Pro Rata Sharing Credit Agreement

However, the Tribunal reached a different conclusion and found that the debt swap was concluded pursuant to Section 9.05 (g) of the 2016 credit contract, which states that “any lender may at any time surrender all or part of its rights and obligations arising from this agreement with respect to its term loans to [Serta] on a non-proportional basis… through open purchases on the market… without the consent of the administrative manager. It is often an open commission to buy on the market and is often found in medium and large wholesale credit facilities. The pro-rata allocation provision expressly excludes payments that lenders receive from the borrower in connection with purchases made on the open market. As the recapitalisation was carried out by this open purchasing mechanism, the Tribunal did not find that the transaction was contrary to the obligation to share pro-rata. Among other things, the NYDJ in proportion to the sharing provisions did less than bulletproof, the common pro-rata language itself could be largely modified by a class vote of the class negatively concerned. This sounds protective, but given that there was only one class of lenders at the time and there was no requirement that loans in this category all receive the same treatment, it does not provide more protection than if a simple majority decision was required. At NYDJ, after the majority and the borrower had done this, some of the minority lenders filed a complaint and the matter was resolved. In addition, the credit allocation provisions provide that, to the extent that, as a result of its loans, a lender has a larger voluntary down payment than other lenders, that surplus must be distributed among all lenders.

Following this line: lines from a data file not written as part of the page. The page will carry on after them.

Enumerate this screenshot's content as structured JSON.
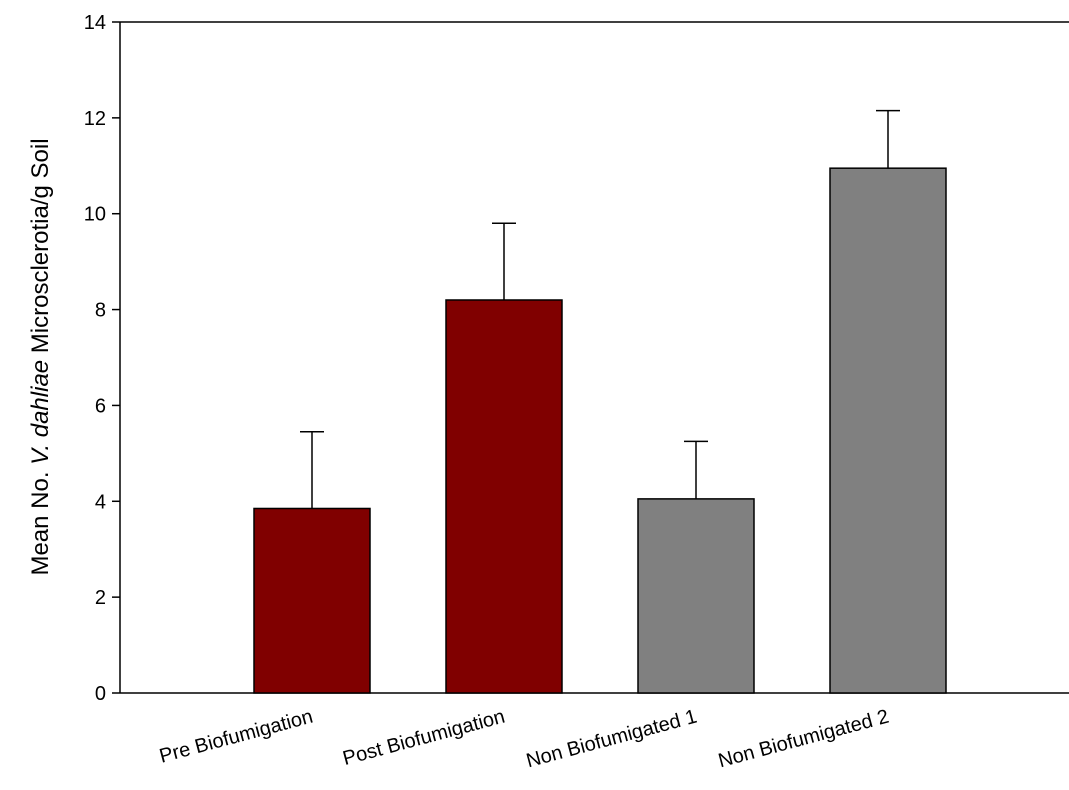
{
  "chart_data": {
    "type": "bar",
    "title": "",
    "xlabel": "",
    "ylabel": {
      "prefix": "Mean No. ",
      "italic": "V. dahliae",
      "suffix": " Microsclerotia/g Soil"
    },
    "categories": [
      "Pre Biofumigation",
      "Post Biofumigation",
      "Non Biofumigated 1",
      "Non Biofumigated 2"
    ],
    "values": [
      3.85,
      8.2,
      4.05,
      10.95
    ],
    "errors": [
      1.6,
      1.6,
      1.2,
      1.2
    ],
    "bar_colors": [
      "#800000",
      "#800000",
      "#808080",
      "#808080"
    ],
    "ylim": [
      0,
      14
    ],
    "yticks": [
      0,
      2,
      4,
      6,
      8,
      10,
      12,
      14
    ],
    "grid": false,
    "legend": "none"
  }
}
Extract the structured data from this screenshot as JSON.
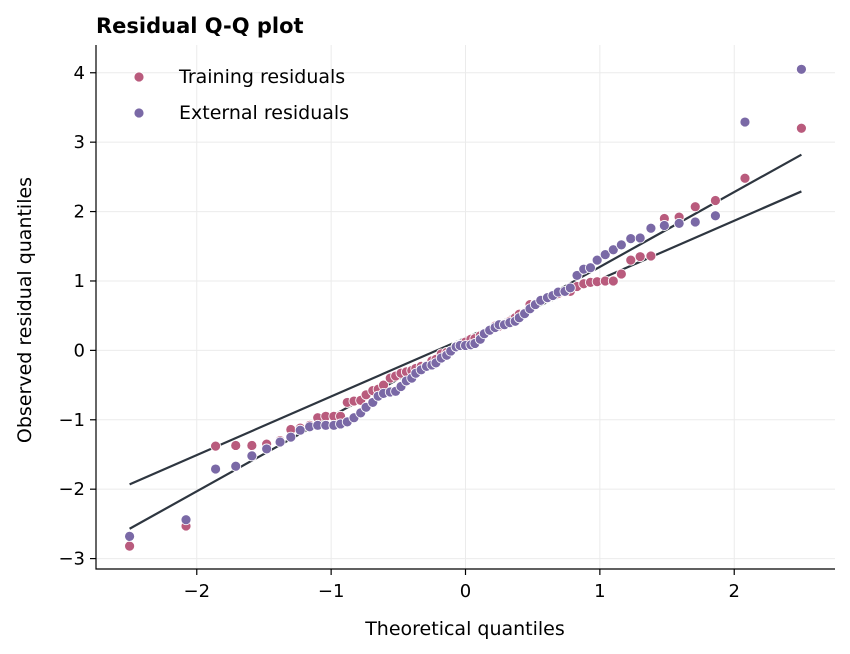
{
  "chart_data": {
    "type": "scatter",
    "title": "Residual Q-Q plot",
    "xlabel": "Theoretical quantiles",
    "ylabel": "Observed residual quantiles",
    "xlim": [
      -2.75,
      2.75
    ],
    "ylim": [
      -3.15,
      4.4
    ],
    "xticks": [
      -2,
      -1,
      0,
      1,
      2
    ],
    "yticks": [
      -3,
      -2,
      -1,
      0,
      1,
      2,
      3,
      4
    ],
    "xtick_labels": [
      "−2",
      "−1",
      "0",
      "1",
      "2"
    ],
    "ytick_labels": [
      "−3",
      "−2",
      "−1",
      "0",
      "1",
      "2",
      "3",
      "4"
    ],
    "grid": true,
    "legend_position": "top-left",
    "reference_lines": [
      {
        "x": [
          -2.5,
          2.5
        ],
        "y": [
          -1.93,
          2.29
        ],
        "color": "#2e3640"
      },
      {
        "x": [
          -2.5,
          2.5
        ],
        "y": [
          -2.57,
          2.82
        ],
        "color": "#2e3640"
      }
    ],
    "series": [
      {
        "name": "Training residuals",
        "color": "#b95b7d",
        "x": [
          -2.5,
          -2.08,
          -1.86,
          -1.71,
          -1.59,
          -1.48,
          -1.38,
          -1.3,
          -1.23,
          -1.16,
          -1.1,
          -1.04,
          -0.98,
          -0.93,
          -0.88,
          -0.83,
          -0.78,
          -0.74,
          -0.69,
          -0.65,
          -0.61,
          -0.56,
          -0.52,
          -0.48,
          -0.44,
          -0.4,
          -0.37,
          -0.33,
          -0.29,
          -0.25,
          -0.22,
          -0.18,
          -0.14,
          -0.11,
          -0.07,
          -0.04,
          0.0,
          0.04,
          0.07,
          0.11,
          0.14,
          0.18,
          0.22,
          0.25,
          0.29,
          0.33,
          0.37,
          0.4,
          0.44,
          0.48,
          0.52,
          0.56,
          0.61,
          0.65,
          0.69,
          0.74,
          0.78,
          0.83,
          0.88,
          0.93,
          0.98,
          1.04,
          1.1,
          1.16,
          1.23,
          1.3,
          1.38,
          1.48,
          1.59,
          1.71,
          1.86,
          2.08,
          2.5
        ],
        "y": [
          -2.82,
          -2.53,
          -1.38,
          -1.37,
          -1.37,
          -1.35,
          -1.3,
          -1.14,
          -1.12,
          -1.08,
          -0.97,
          -0.95,
          -0.95,
          -0.95,
          -0.75,
          -0.73,
          -0.72,
          -0.64,
          -0.58,
          -0.56,
          -0.5,
          -0.4,
          -0.37,
          -0.33,
          -0.31,
          -0.29,
          -0.26,
          -0.23,
          -0.22,
          -0.15,
          -0.13,
          -0.05,
          -0.03,
          -0.02,
          0.06,
          0.08,
          0.12,
          0.16,
          0.17,
          0.21,
          0.23,
          0.28,
          0.35,
          0.35,
          0.38,
          0.42,
          0.47,
          0.52,
          0.54,
          0.66,
          0.67,
          0.73,
          0.75,
          0.79,
          0.82,
          0.84,
          0.85,
          0.92,
          0.96,
          0.98,
          0.99,
          1.0,
          1.0,
          1.1,
          1.3,
          1.35,
          1.36,
          1.9,
          1.92,
          2.07,
          2.16,
          2.48,
          3.2
        ]
      },
      {
        "name": "External residuals",
        "color": "#7a69a6",
        "x": [
          -2.5,
          -2.08,
          -1.86,
          -1.71,
          -1.59,
          -1.48,
          -1.38,
          -1.3,
          -1.23,
          -1.16,
          -1.1,
          -1.04,
          -0.98,
          -0.93,
          -0.88,
          -0.83,
          -0.78,
          -0.74,
          -0.69,
          -0.65,
          -0.61,
          -0.56,
          -0.52,
          -0.48,
          -0.44,
          -0.4,
          -0.37,
          -0.33,
          -0.29,
          -0.25,
          -0.22,
          -0.18,
          -0.14,
          -0.11,
          -0.07,
          -0.04,
          0.0,
          0.04,
          0.07,
          0.11,
          0.14,
          0.18,
          0.22,
          0.25,
          0.29,
          0.33,
          0.37,
          0.4,
          0.44,
          0.48,
          0.52,
          0.56,
          0.61,
          0.65,
          0.69,
          0.74,
          0.78,
          0.83,
          0.88,
          0.93,
          0.98,
          1.04,
          1.1,
          1.16,
          1.23,
          1.3,
          1.38,
          1.48,
          1.59,
          1.71,
          1.86,
          2.08,
          2.5
        ],
        "y": [
          -2.68,
          -2.44,
          -1.71,
          -1.67,
          -1.52,
          -1.42,
          -1.32,
          -1.25,
          -1.15,
          -1.1,
          -1.08,
          -1.08,
          -1.08,
          -1.06,
          -1.03,
          -0.97,
          -0.9,
          -0.82,
          -0.75,
          -0.66,
          -0.62,
          -0.6,
          -0.59,
          -0.52,
          -0.44,
          -0.4,
          -0.33,
          -0.28,
          -0.23,
          -0.21,
          -0.18,
          -0.11,
          -0.07,
          -0.01,
          0.05,
          0.07,
          0.07,
          0.08,
          0.1,
          0.16,
          0.24,
          0.29,
          0.33,
          0.37,
          0.37,
          0.4,
          0.42,
          0.47,
          0.53,
          0.6,
          0.66,
          0.72,
          0.76,
          0.79,
          0.84,
          0.85,
          0.9,
          1.08,
          1.17,
          1.19,
          1.3,
          1.38,
          1.45,
          1.52,
          1.61,
          1.62,
          1.76,
          1.8,
          1.83,
          1.85,
          1.94,
          3.29,
          4.05
        ]
      }
    ]
  }
}
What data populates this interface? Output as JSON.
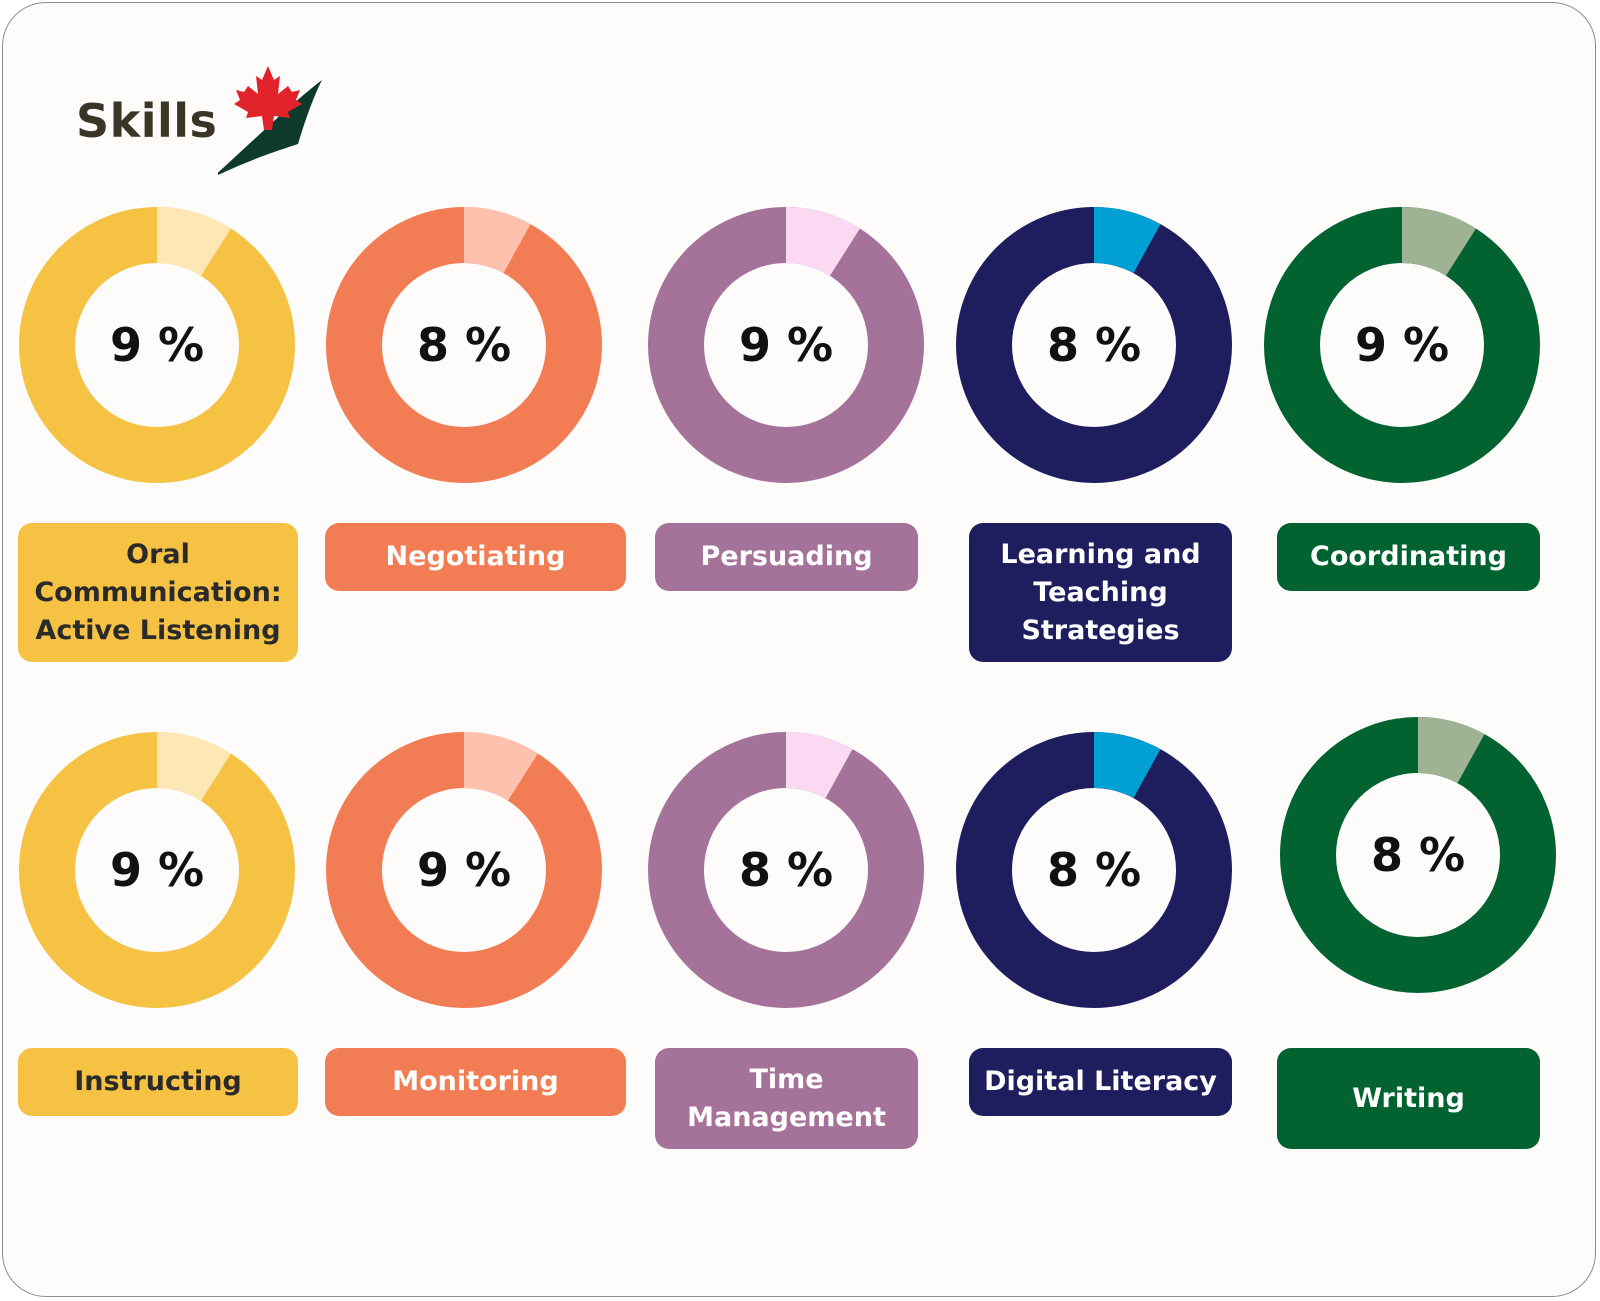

This provision appears to prohibit the exchange of debt securities, since such a transaction was not a proportionate exchange of loans. Serta`s situation shows that borrowers seeking cash are combing through their balance sheets and credit contracts to find ways to identify and neutralize the additional availability. In this context, insured lenders are well served to scrutinize their credit contracts, examine the interaction of restrictions, alliances and sacred rights, and ensure that their pledge rights cannot be altered, justified or eroded through strategic negotiations with a subgroup of lenders or with a new group of lenders. In the litigation, the applicants argued that the recapitalization transaction violated the “sacred rights” of non-exchangeable lenders, i.e. rights that cannot be cancelled or changed without the 100% agreement of the group of lenders. The sacred rights in question can be categorized into two categories: the proportional sharing provisions and the prohibition on the release of all lenders` guarantees. Alyson Gal: That`s right. And another loophole in the proportional allocation provisions is that sometimes orders to the borrower and their subsidiaries are not covered by proportional distribution rules – this can also be a way of circumventing what lenders consider to be protection, for example if the borrower buys loans by a majority in an approval transaction and the minority never has the opportunity to participate.